I used to see George Will in the video store in Bethesda. That was about as exciting as it got.

Anonymous
Anonymous wrote:
While irrelevant today, the fact is if we went through the names that most people love to associate as "old" money DC would have a far higher number both just numerically and per capita. However people from Va on these boards are very defensive so don't try to engage them.


Please indulge us and share the list. I'd like to know where the heirs of the old robber barons who owned all the factories in Georgetown and Spring Valley in the 19th century are living today.
Anonymous
Anonymous wrote:
Anonymous wrote:
I hate to say it, because I do know some perfectly nice people who live in McLean. However, I think this poster got it right when stereotyping McLean. It doesn't have the same prestige as NW DC or Bethesda/CC, however, people who live there think and act like it's better.


I used to see George Will in the video store in Bethesda. That was about as exciting as it got.

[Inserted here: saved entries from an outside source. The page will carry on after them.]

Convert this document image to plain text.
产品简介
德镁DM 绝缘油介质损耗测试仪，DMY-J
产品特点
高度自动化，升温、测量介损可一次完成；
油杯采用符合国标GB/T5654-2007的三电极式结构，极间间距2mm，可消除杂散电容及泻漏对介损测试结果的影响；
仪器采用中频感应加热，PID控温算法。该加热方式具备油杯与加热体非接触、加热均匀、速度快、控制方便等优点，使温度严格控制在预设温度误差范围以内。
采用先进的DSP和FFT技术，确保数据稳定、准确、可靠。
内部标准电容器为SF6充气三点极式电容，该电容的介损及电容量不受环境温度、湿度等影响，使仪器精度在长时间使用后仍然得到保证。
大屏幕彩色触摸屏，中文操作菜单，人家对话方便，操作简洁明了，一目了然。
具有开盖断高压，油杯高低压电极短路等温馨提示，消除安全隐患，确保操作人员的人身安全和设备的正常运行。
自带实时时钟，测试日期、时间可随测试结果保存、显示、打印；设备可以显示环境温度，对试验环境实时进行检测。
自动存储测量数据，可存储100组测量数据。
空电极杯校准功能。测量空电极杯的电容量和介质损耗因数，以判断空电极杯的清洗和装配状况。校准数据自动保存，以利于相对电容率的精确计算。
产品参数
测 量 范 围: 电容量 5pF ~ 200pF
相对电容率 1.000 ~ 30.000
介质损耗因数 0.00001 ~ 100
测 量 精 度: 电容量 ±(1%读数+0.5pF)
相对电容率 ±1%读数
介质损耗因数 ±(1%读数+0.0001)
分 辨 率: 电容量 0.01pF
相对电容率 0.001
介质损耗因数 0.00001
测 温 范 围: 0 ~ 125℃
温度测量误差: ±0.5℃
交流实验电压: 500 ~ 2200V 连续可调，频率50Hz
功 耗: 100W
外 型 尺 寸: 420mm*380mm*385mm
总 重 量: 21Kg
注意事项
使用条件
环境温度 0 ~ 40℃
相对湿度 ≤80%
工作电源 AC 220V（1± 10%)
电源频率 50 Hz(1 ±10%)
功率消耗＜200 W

Grew up in upper Georgetown. Everyone from Paul Taglibue, Freeh (The FBI director), to countless senators (saw Liebermans powerwalking a lot) and law firm managing partners lived in my neighborhood. Those were the days. All the girls I know either went to Holton or NCS and the ones that went to Bullis were considered "slow".
Anonymous
Anonymous wrote:
Anonymous wrote:
While irrelevant today, the fact is if we went through the names that most people love to associate as "old" money DC would have a far higher number both just numerically and per capita. However people from Va on these boards are very defensive so don't try to engage them.

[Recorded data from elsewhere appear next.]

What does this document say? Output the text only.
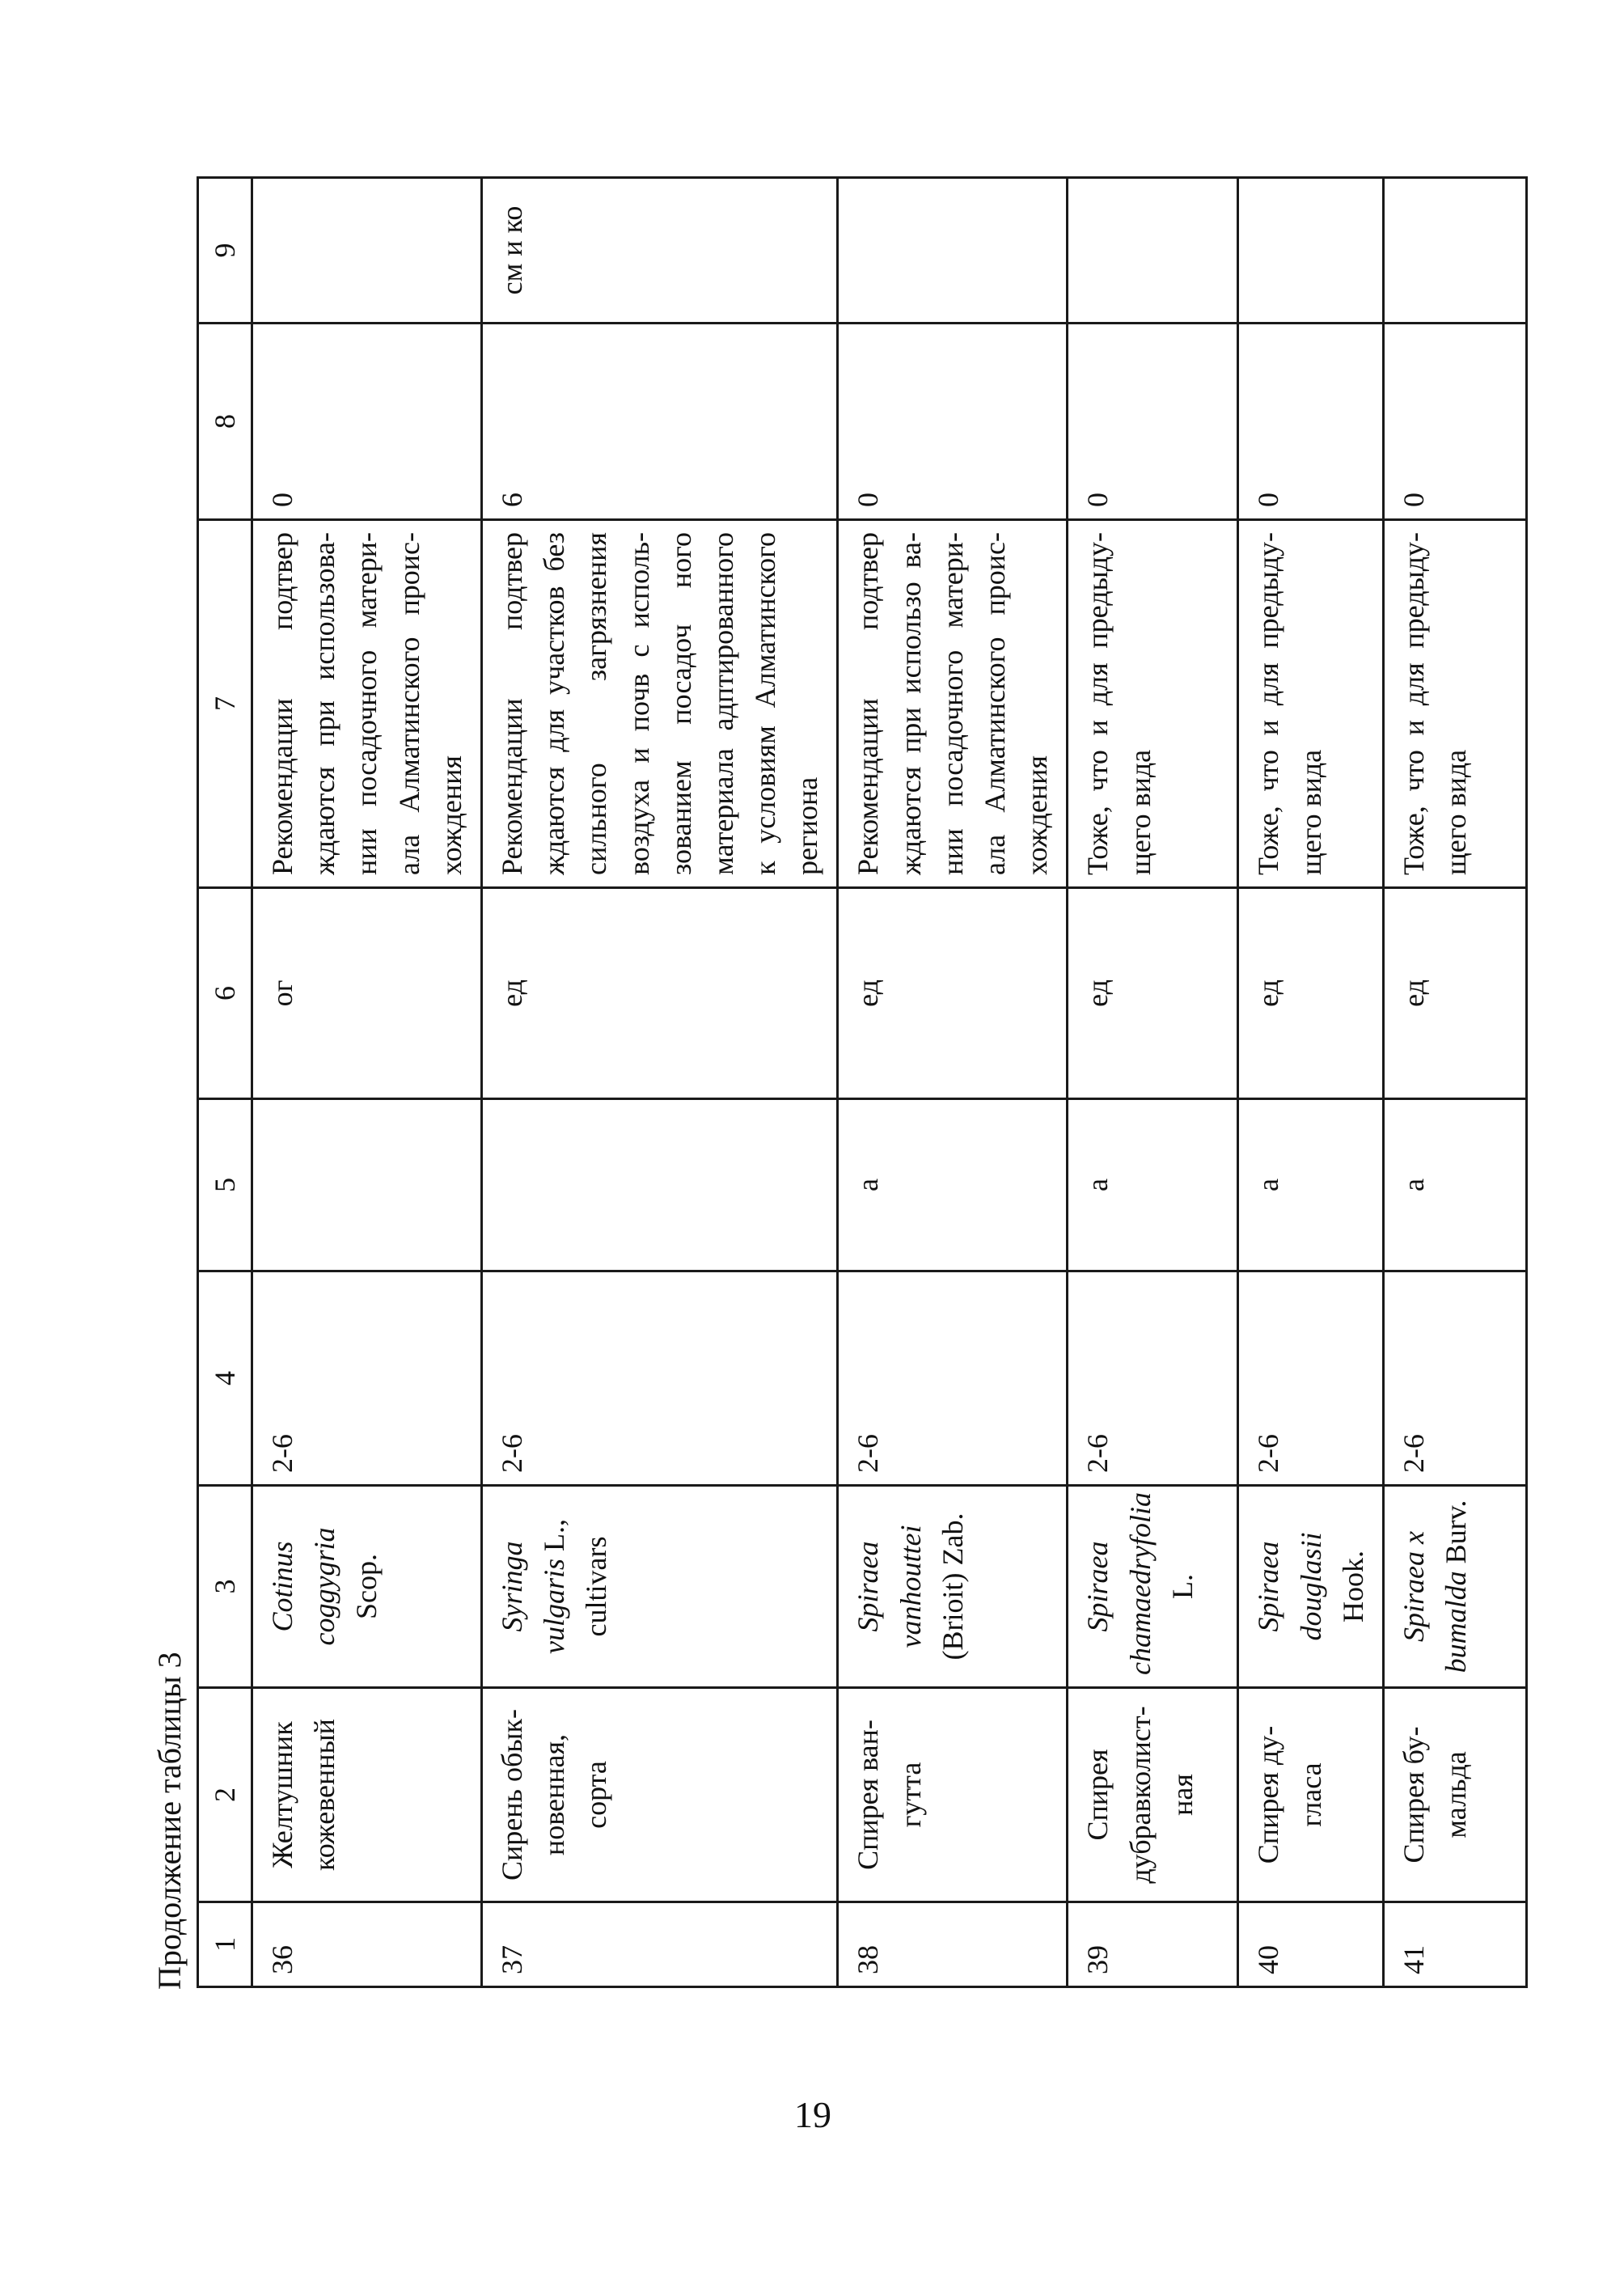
Продолжение таблицы 3 1	2	3	4	5	6	7	8	9
36	Желтушник кожевенный	Cotinus coggygria Scop.	2-6		ог	Рекомендации подтвер ждаются при использова-нии посадочного матери-ала Алматинского проис-хождения	0	
37	Сирень обык-новенная, сорта	Syringa vulgaris L., cultivars	2-6		ед	Рекомендации подтвер ждаются для участков без сильного загрязнения воздуха и почв с исполь-зованием посадоч ного материала адптированного к условиям Алматинского региона	6	см и ко
38	Спирея ван-гутта	Spiraea vanhouttei (Brioit) Zab.	2-6	а	ед	Рекомендации подтвер ждаются при использо ва-нии посадочного матери-ала Алматинского проис-хождения	0	
39	Спирея дубравколист-ная	Spiraea chamaedryfolia L.	2-6	а	ед	Тоже, что и для предыду-щего вида	0	
40	Спирея ду-гласа	Spiraea douglasii Hook.	2-6	а	ед	Тоже, что и для предыду-щего вида	0	
41	Спирея бу-мальда	Spiraea x bumalda Burv.	2-6	а	ед	Тоже, что и для предыду-щего вида	0	
19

Please indulge us and share the list. I'd like to know where the heirs of the old robber barons who owned all the factories in Georgetown and Spring Valley in the 19th century are living today.


You know the guy who McLean is named after, John McLean lived in Forest Hills (even though I bet you have NO IDEA where that is) right?
Anonymous
Anonymous wrote:
Grew up in upper Georgetown. Everyone from Paul Taglibue, Freeh (The FBI director), to countless senators (saw Liebermans powerwalking a lot) and law firm managing partners lived in my neighborhood. Those were the days. All the girls I know either went to Holton or NCS and the ones that went to Bullis were considered "slow".


You must have barely been able to contain yourself. By the way, that would be Paul Tagliabue, not Taglibue.

If the girls who went to Bullis were considered "slow," were the girls who went to Holton and NCS considered "fast"?

I suggest you rent "Metropolitan," by Whit Stillman, and then perhaps you'll recognize that living in a neighborhood where the managing partner of Arent Fox, or a senator who can't decide which party he belongs to, lives is not exactly the stuff of legend.
Anonymous
Wow. The level of snobbery and pretentiousness on this thread is really sad.
Anonymous
Anonymous wrote:
Grew up in upper Georgetown. Everyone from Paul Taglibue, Freeh (The FBI director), to countless senators (saw Liebermans powerwalking a lot) and law firm managing partners lived in my neighborhood. Those were the days. All the girls I know either went to Holton or NCS and the ones that went to Bullis were considered "slow".


So Louis Freeh is what you mean by "Old Money"?

That's a laugh. He's a humble Jersey boy who didn't have any money to speak of when was at the FBI. He only made some money after he left the FBI and started to work as a lawyer/lobbyist for Prince Bandar, a Saudi prince who, appropriately enough, lives in McLean.